On Thu, Aug 11, 2016 at 01:35:16PM +0200, Jan Hubicka wrote:
> > On Mon, Jun 6, 2016 at 3:19 AM, Jan Hubicka <[email protected]> wrote:
> > > Hi,
> > > while looking into profile mismatches introduced by the backward
> > > threading pass
> > > I noticed that the heuristics seems quite simplistics. First it should be
> > > profile sensitive and disallow duplication when optimizing cold paths.
> > > Second
> > > it should use estimate_num_insns because gimple statement count is not
> > > really
> > > very realistic estimate of final code size effect and third there seems
> > > to be
> > > no reason to disable the pass for functions optimized for size.
> > >
> > > If we block duplication for more than 1 insns for size optimized paths
> > > the pass
> > > is able to do majority of threading decisions that are for free and
> > > improve codegen.
> > > The code size benefit was between 0.5% to 2.7% on testcases I tried
> > > (tramp3d,
> > > GCC modules, xlanancbmk and some other stuff around my hd).
> > >
> > > Bootstrapped/regtested x86_64-linux, seems sane?
> > >
> > > The pass should also avoid calling cleanup_cfg when no trheading was done
> > > and i do not see why it is guarded by expensive_optimizations. What are
> > > the
> > > main compile time complexity limitations?
> >
> > This patch caused a huge regression (~11%) on coremarks on ThunderX.
> > I assume other targets too.
> > Basically it looks like the path is no longer thread jumped.
>
> Sorry for late reply. I checked our periodic testers and the patch seems more
> or less performance neutral with some code size improvements. Can you point
> me to the path that is no longer crossjumped? I added diag output, so you
> should see the reason why the path was considered unprofitable - either it
> was cold or we exceeded the maximal size. The size is largely untuned, so
> perhaps we can just adjust it.
Yes, it is going to be the "cold" edge heuristic that does it.

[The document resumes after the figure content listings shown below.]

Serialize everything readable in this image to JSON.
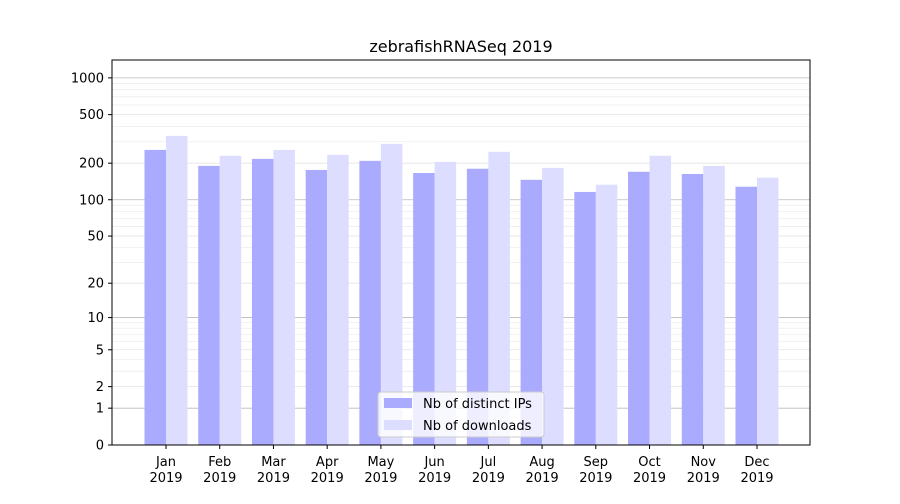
{
  "chart_data": {
    "type": "bar",
    "title": "zebrafishRNASeq 2019",
    "xlabel": "",
    "ylabel": "",
    "yscale": "log(1+y)",
    "ylim": [
      0,
      1400
    ],
    "yticks": [
      0,
      1,
      2,
      5,
      10,
      20,
      50,
      100,
      200,
      500,
      1000
    ],
    "grid": true,
    "legend_position": "bottom-center",
    "categories": [
      "Jan\n2019",
      "Feb\n2019",
      "Mar\n2019",
      "Apr\n2019",
      "May\n2019",
      "Jun\n2019",
      "Jul\n2019",
      "Aug\n2019",
      "Sep\n2019",
      "Oct\n2019",
      "Nov\n2019",
      "Dec\n2019"
    ],
    "series": [
      {
        "name": "Nb of distinct IPs",
        "color": "#aaaaff",
        "values": [
          257,
          190,
          217,
          176,
          209,
          166,
          180,
          146,
          116,
          170,
          163,
          128
        ]
      },
      {
        "name": "Nb of downloads",
        "color": "#ddddff",
        "values": [
          335,
          230,
          257,
          234,
          288,
          205,
          248,
          183,
          133,
          230,
          190,
          152
        ]
      }
    ]
  }
}
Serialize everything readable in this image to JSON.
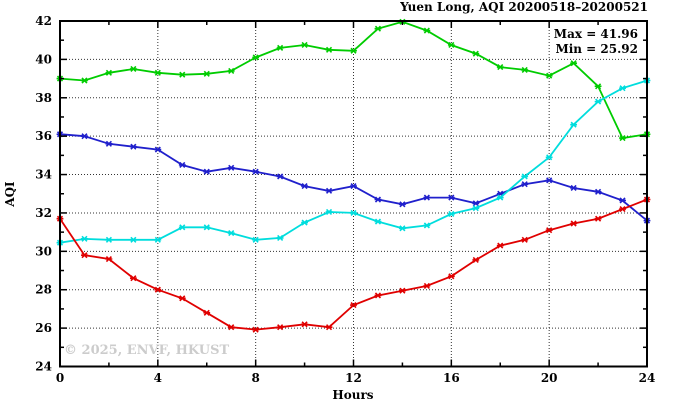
{
  "title": "Yuen Long, AQI 20200518–20200521",
  "watermark": "© 2025, ENVF, HKUST",
  "annotations": {
    "max_label": "Max = 41.96",
    "min_label": "Min = 25.92"
  },
  "chart_data": {
    "type": "line",
    "title": "Yuen Long, AQI 20200518–20200521",
    "xlabel": "Hours",
    "ylabel": "AQI",
    "xlim": [
      0,
      24
    ],
    "ylim": [
      24,
      42
    ],
    "x_major_ticks": [
      0,
      4,
      8,
      12,
      16,
      20,
      24
    ],
    "x_minor_step": 2,
    "y_major_ticks": [
      24,
      26,
      28,
      30,
      32,
      34,
      36,
      38,
      40,
      42
    ],
    "y_minor_step": 1,
    "grid": "dotted gridlines at interior major ticks",
    "legend": "none",
    "marker": "asterisk",
    "x": [
      0,
      1,
      2,
      3,
      4,
      5,
      6,
      7,
      8,
      9,
      10,
      11,
      12,
      13,
      14,
      15,
      16,
      17,
      18,
      19,
      20,
      21,
      22,
      23,
      24
    ],
    "series": [
      {
        "name": "green-series",
        "color": "#00cc00",
        "values": [
          39.0,
          38.9,
          39.3,
          39.5,
          39.3,
          39.2,
          39.25,
          39.4,
          40.1,
          40.6,
          40.75,
          40.5,
          40.45,
          41.6,
          41.96,
          41.5,
          40.75,
          40.3,
          39.6,
          39.45,
          39.15,
          39.8,
          38.6,
          35.9,
          36.1
        ]
      },
      {
        "name": "blue-series",
        "color": "#2020cc",
        "values": [
          36.1,
          36.0,
          35.6,
          35.45,
          35.3,
          34.5,
          34.15,
          34.35,
          34.15,
          33.9,
          33.4,
          33.15,
          33.4,
          32.7,
          32.45,
          32.8,
          32.8,
          32.5,
          33.0,
          33.5,
          33.7,
          33.3,
          33.1,
          32.65,
          31.6
        ]
      },
      {
        "name": "cyan-series",
        "color": "#00dddd",
        "values": [
          30.45,
          30.65,
          30.6,
          30.6,
          30.6,
          31.25,
          31.25,
          30.95,
          30.6,
          30.7,
          31.5,
          32.05,
          32.0,
          31.55,
          31.2,
          31.35,
          31.95,
          32.25,
          32.8,
          33.9,
          34.9,
          36.6,
          37.8,
          38.5,
          38.9
        ]
      },
      {
        "name": "red-series",
        "color": "#e00000",
        "values": [
          31.7,
          29.8,
          29.6,
          28.6,
          28.0,
          27.55,
          26.8,
          26.05,
          25.92,
          26.05,
          26.2,
          26.05,
          27.2,
          27.7,
          27.95,
          28.2,
          28.7,
          29.55,
          30.3,
          30.6,
          31.1,
          31.45,
          31.7,
          32.2,
          32.7
        ]
      }
    ]
  }
}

FSM jump-thread path not considered: duplication of 18 insns is needed and
optimizing for size.
For whatever reason, in the case of the edges in this benchmark,
if I dump EDGE_FREQUENCY for the rejected edges in thread2 that we used to
accept they have frequency 0 (!).
This happens because the source block of the edge (the controlling switch)
has frequency 0:
;; basic block 7, loop depth 3, count 0, freq 0
;; prev block 6, next block 8, flags: (NEW, REACHABLE)
;; pred: 5 [95.0%] (FALSE_VALUE,EXECUTABLE)

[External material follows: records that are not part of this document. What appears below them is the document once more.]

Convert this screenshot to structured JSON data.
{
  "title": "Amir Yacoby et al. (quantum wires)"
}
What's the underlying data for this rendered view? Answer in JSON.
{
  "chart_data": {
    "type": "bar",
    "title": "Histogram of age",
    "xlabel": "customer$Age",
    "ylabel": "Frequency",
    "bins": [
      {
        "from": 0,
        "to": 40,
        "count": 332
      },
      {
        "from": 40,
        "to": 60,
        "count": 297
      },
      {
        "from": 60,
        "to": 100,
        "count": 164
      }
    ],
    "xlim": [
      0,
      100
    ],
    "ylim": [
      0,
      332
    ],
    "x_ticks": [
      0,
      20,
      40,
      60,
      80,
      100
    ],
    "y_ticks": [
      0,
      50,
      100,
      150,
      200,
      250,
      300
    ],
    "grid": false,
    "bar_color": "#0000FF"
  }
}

switch (state_504) <default: <L31>, case 0: <L24>, case 2: <L25>, case 3:
<L28>, case 4: <L26>, case 5: <L27>, case 6: <L29>, case 7: <L30>>
;; succ: 36 [12.5%] (EXECUTABLE)
;; 8 [12.5%] (EXECUTABLE)
;; 18 [12.5%] (EXECUTABLE)
;; 30 [12.5%] (EXECUTABLE)
;; 22 [12.5%] (EXECUTABLE)
;; 26 [12.5%] (EXECUTABLE)
;; 32 [12.5%] (EXECUTABLE)
;; 34 [12.5%] (EXECUTABLE)
It looks like it is thread1 that creates these blocks with empty
frequency information.
I haven't managed to find a reduced testcase that shows this issue.
Thanks,
James